Reference: Hyman, M. (2014). Finding Food Freedom. The Blood Sugar Solution 10-Day Detox Diet: Activate Your Body's Natural Ability to Burn Fat and Lose Weight Fast (). : Little, Brown and Company.
This book talks about the way "taste engineers," create foods in our grocery stores that are specifically designed to activate the part of your brain that makes you feel GOOD.  With little to no health benefits. Not beneficial if it makes us fat and sick.

So.  This detox is about not cutting down calories or a strict amount of food to each each day.  In fact there's a page of non-starchy vegetables that says, "eat as many of these as you want."

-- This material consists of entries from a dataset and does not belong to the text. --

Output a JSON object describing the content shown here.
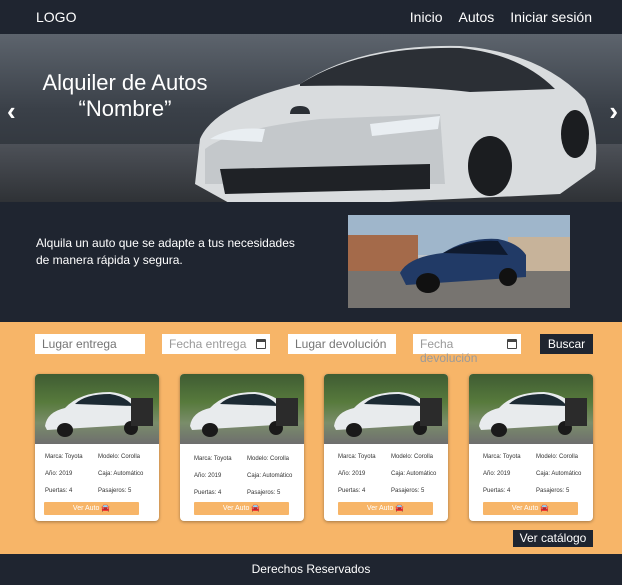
{
  "nav": {
    "logo": "LOGO",
    "links": [
      "Inicio",
      "Autos",
      "Iniciar sesión"
    ]
  },
  "hero": {
    "title_line1": "Alquiler de Autos",
    "title_line2": "“Nombre”",
    "prev_icon": "chevron-left-icon",
    "next_icon": "chevron-right-icon"
  },
  "intro": {
    "text": "Alquila un auto que se adapte a tus necesidades de manera rápida y segura."
  },
  "search": {
    "pickup_placeholder": "Lugar entrega",
    "pickup_date_placeholder": "Fecha entrega",
    "return_placeholder": "Lugar devolución",
    "return_date_placeholder": "Fecha devolución",
    "button": "Buscar"
  },
  "cards": [
    {
      "marca": "Marca: Toyota",
      "modelo": "Modelo: Corolla",
      "anio": "Año: 2019",
      "caja": "Caja: Automático",
      "puertas": "Puertas: 4",
      "pasajeros": "Pasajeros: 5",
      "button": "Ver Auto"
    },
    {
      "marca": "Marca: Toyota",
      "modelo": "Modelo: Corolla",
      "anio": "Año: 2019",
      "caja": "Caja: Automático",
      "puertas": "Puertas: 4",
      "pasajeros": "Pasajeros: 5",
      "button": "Ver Auto"
    },
    {
      "marca": "Marca: Toyota",
      "modelo": "Modelo: Corolla",
      "anio": "Año: 2019",
      "caja": "Caja: Automático",
      "puertas": "Puertas: 4",
      "pasajeros": "Pasajeros: 5",
      "button": "Ver Auto"
    },
    {
      "marca": "Marca: Toyota",
      "modelo": "Modelo: Corolla",
      "anio": "Año: 2019",
      "caja": "Caja: Automático",
      "puertas": "Puertas: 4",
      "pasajeros": "Pasajeros: 5",
      "button": "Ver Auto"
    }
  ],
  "catalog_button": "Ver catálogo",
  "footer": {
    "text": "Derechos Reservados"
  },
  "colors": {
    "dark": "#1f2530",
    "accent": "#f7b568",
    "white": "#ffffff"
  }
}
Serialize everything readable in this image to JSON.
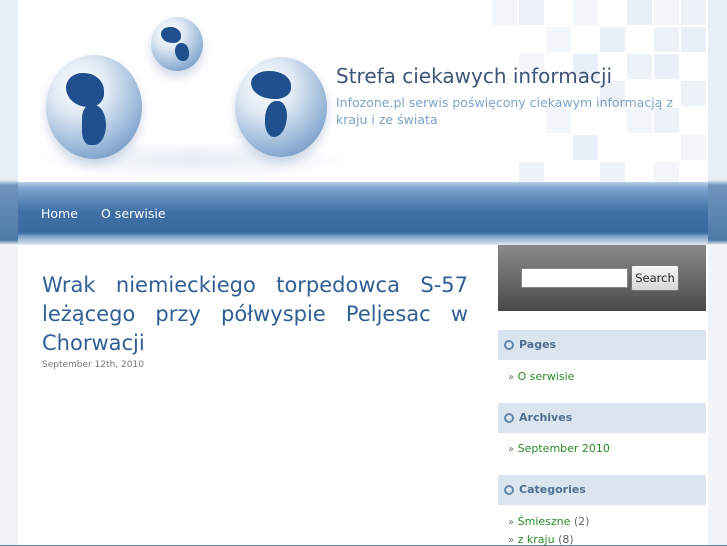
{
  "header": {
    "site_title": "Strefa ciekawych informacji",
    "site_description": "Infozone.pl serwis poświęcony ciekawym informacją z kraju i ze świata"
  },
  "nav": {
    "items": [
      {
        "label": "Home"
      },
      {
        "label": "O serwisie"
      }
    ]
  },
  "post": {
    "title": "Wrak niemieckiego torpedowca S-57 leżącego przy półwyspie Peljesac w Chorwacji",
    "date": "September 12th, 2010"
  },
  "search": {
    "placeholder": "",
    "button_label": "Search"
  },
  "sidebar": {
    "pages": {
      "heading": "Pages",
      "items": [
        {
          "label": "O serwisie"
        }
      ]
    },
    "archives": {
      "heading": "Archives",
      "items": [
        {
          "label": "September 2010"
        }
      ]
    },
    "categories": {
      "heading": "Categories",
      "items": [
        {
          "label": "Śmieszne",
          "count": "(2)"
        },
        {
          "label": "z kraju",
          "count": "(8)"
        }
      ]
    }
  },
  "colors": {
    "title": "#3e5577",
    "description": "#7da3c9",
    "post_title": "#2f5f95",
    "nav_bar": "#3f6fa5",
    "link_green": "#2a8a2a",
    "widget_head": "#dbe5ef"
  }
}
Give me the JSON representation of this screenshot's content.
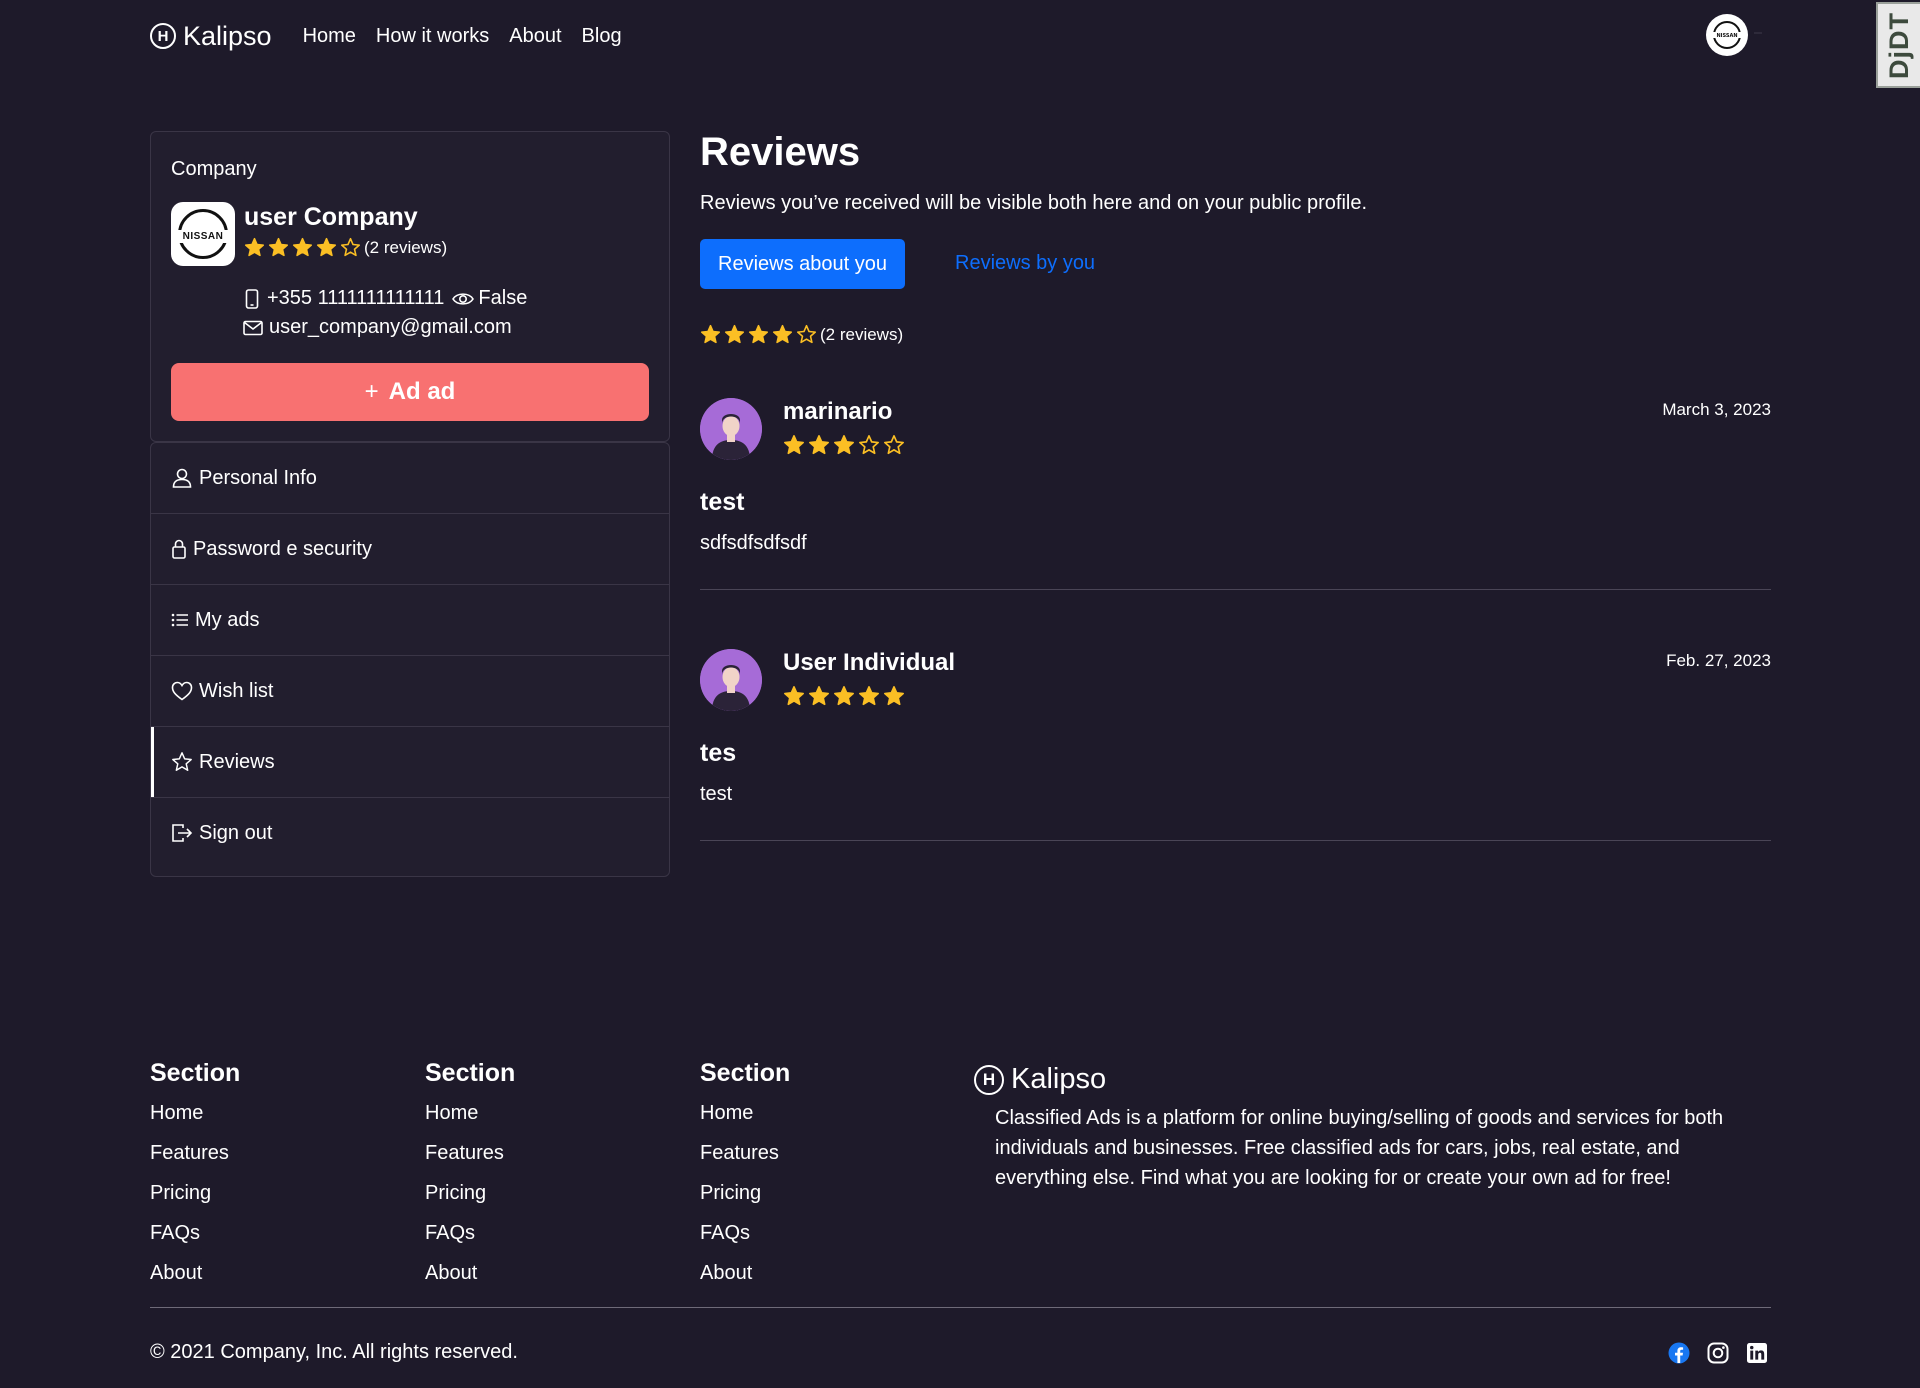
{
  "header": {
    "brand": "Kalipso",
    "brand_mark": "H",
    "nav": [
      "Home",
      "How it works",
      "About",
      "Blog"
    ]
  },
  "devtools_label": "DjDT",
  "sidebar": {
    "heading": "Company",
    "logo_text": "NISSAN",
    "company_name": "user Company",
    "rating": 4,
    "reviews_count": "(2 reviews)",
    "phone": "+355 1111111111111",
    "phone_visibility": "False",
    "email": "user_company@gmail.com",
    "ad_button": "Ad ad",
    "menu": [
      {
        "label": "Personal Info",
        "icon": "person-icon"
      },
      {
        "label": "Password e security",
        "icon": "lock-icon"
      },
      {
        "label": "My ads",
        "icon": "list-icon"
      },
      {
        "label": "Wish list",
        "icon": "heart-icon"
      },
      {
        "label": "Reviews",
        "icon": "star-icon",
        "active": true
      },
      {
        "label": "Sign out",
        "icon": "sign-out-icon"
      }
    ]
  },
  "main": {
    "title": "Reviews",
    "subtitle": "Reviews you’ve received will be visible both here and on your public profile.",
    "tab_about_you": "Reviews about you",
    "tab_by_you": "Reviews by you",
    "overall_rating": 4,
    "overall_count": "(2 reviews)",
    "reviews": [
      {
        "author": "marinario",
        "rating": 3,
        "date": "March 3, 2023",
        "title": "test",
        "body": "sdfsdfsdfsdf"
      },
      {
        "author": "User Individual",
        "rating": 5,
        "date": "Feb. 27, 2023",
        "title": "tes",
        "body": "test"
      }
    ]
  },
  "footer": {
    "columns": [
      {
        "heading": "Section",
        "links": [
          "Home",
          "Features",
          "Pricing",
          "FAQs",
          "About"
        ]
      },
      {
        "heading": "Section",
        "links": [
          "Home",
          "Features",
          "Pricing",
          "FAQs",
          "About"
        ]
      },
      {
        "heading": "Section",
        "links": [
          "Home",
          "Features",
          "Pricing",
          "FAQs",
          "About"
        ]
      }
    ],
    "brand": "Kalipso",
    "description": "Classified Ads is a platform for online buying/selling of goods and services for both individuals and businesses. Free classified ads for cars, jobs, real estate, and everything else. Find what you are looking for or create your own ad for free!",
    "copyright": "© 2021 Company, Inc. All rights reserved.",
    "social": [
      "facebook-icon",
      "instagram-icon",
      "linkedin-icon"
    ]
  },
  "colors": {
    "background": "#1e1a2a",
    "card": "#221e2e",
    "primary": "#0d6efd",
    "accent": "#f87171",
    "star": "#fbbf24",
    "avatar": "#a66bd7"
  }
}
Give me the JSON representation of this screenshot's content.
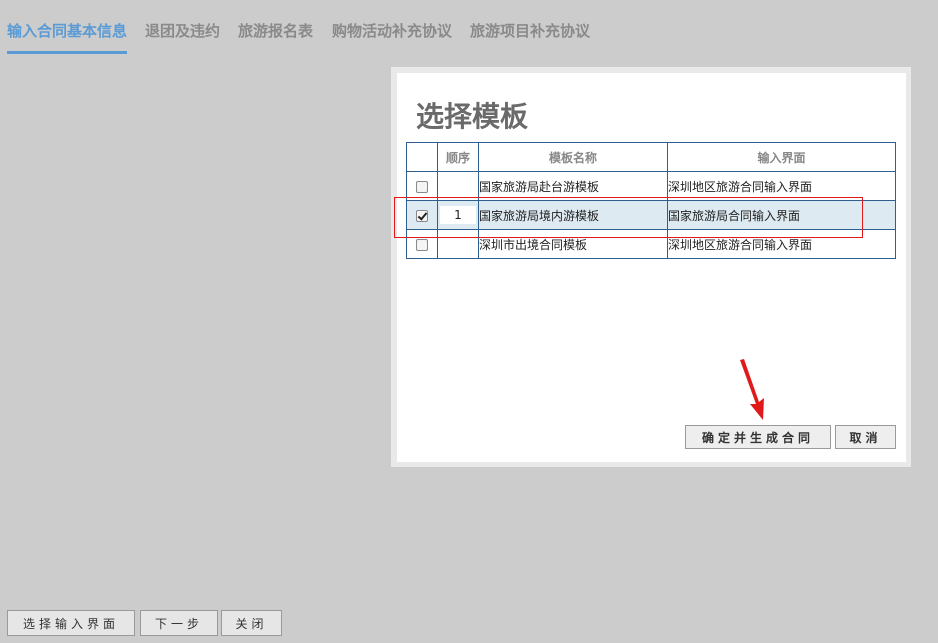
{
  "tabs": [
    {
      "label": "输入合同基本信息",
      "active": true
    },
    {
      "label": "退团及违约",
      "active": false
    },
    {
      "label": "旅游报名表",
      "active": false
    },
    {
      "label": "购物活动补充协议",
      "active": false
    },
    {
      "label": "旅游项目补充协议",
      "active": false
    }
  ],
  "dialog": {
    "title": "选择模板",
    "columns": {
      "check": "",
      "order": "顺序",
      "name": "模板名称",
      "input_ui": "输入界面"
    },
    "rows": [
      {
        "checked": false,
        "order": "",
        "name": "国家旅游局赴台游模板",
        "input_ui": "深圳地区旅游合同输入界面"
      },
      {
        "checked": true,
        "order": "1",
        "name": "国家旅游局境内游模板",
        "input_ui": "国家旅游局合同输入界面"
      },
      {
        "checked": false,
        "order": "",
        "name": "深圳市出境合同模板",
        "input_ui": "深圳地区旅游合同输入界面"
      }
    ],
    "confirm_label": "确定并生成合同",
    "cancel_label": "取消"
  },
  "footer": {
    "select_ui_label": "选择输入界面",
    "next_label": "下一步",
    "close_label": "关闭"
  },
  "colors": {
    "accent": "#5b9bd5",
    "highlight_box": "#e0191b",
    "selected_row": "#deeaf1",
    "table_border": "#2f5f8f"
  }
}
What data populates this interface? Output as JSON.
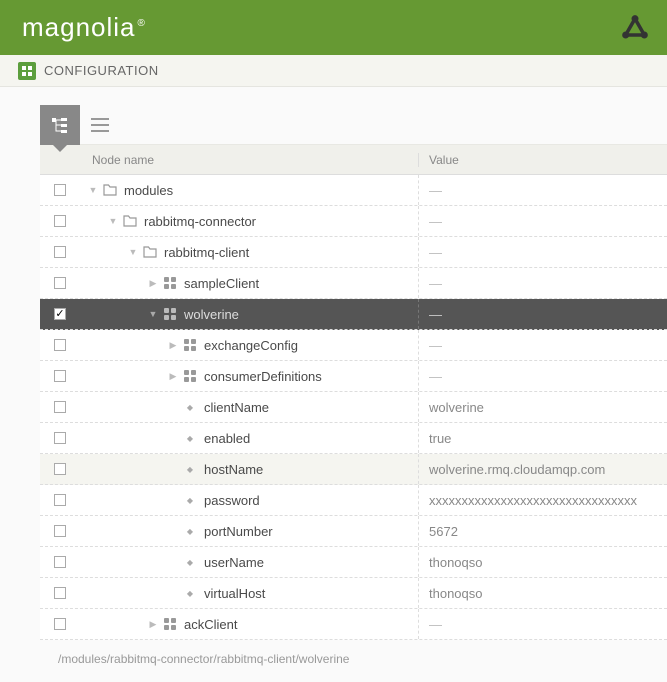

I will tell you that I'm slightly terrified, simply because it isn't going to be convenient like picking up sandwiches at Subway. It's not going to be difficult either, it's simply going to be different.  Especially for my family, because I will be spending a lot of time chopping vegetables and offering nuts and seeds to the kids for snacks instead of granola bars.  I made my shopping list to cover 10 breakfasts and three days worth of snacks and meals. Forgive my language, but holy shit.  This is taking eating healthy into the real world.  The fact that I'm so startled by it means that even though I have thought I have been feeding my family healthy food, it hasn't been so great.  WAY TOO PROCESSED.  Also, I don't know where i'm going to store my 3 heads of broccoli, 9 cups of arugula and 5 cups of fresh spinach. I'm going to need a second refrigerator for all of these vegetables.  LOOK AT THIS.  Three days.  This is for three full days, and 10 breakfasts.


I'm putting this out there for accountability.  I'm scared of coming back in a couple of days saying, nevermind! I decided not to do this. I want to complete the 10 days and beyond. I'm trying to figure out how I'm not going to spend a million dollars at the same time.  Wish me luck.  I hope to return with exciting progress!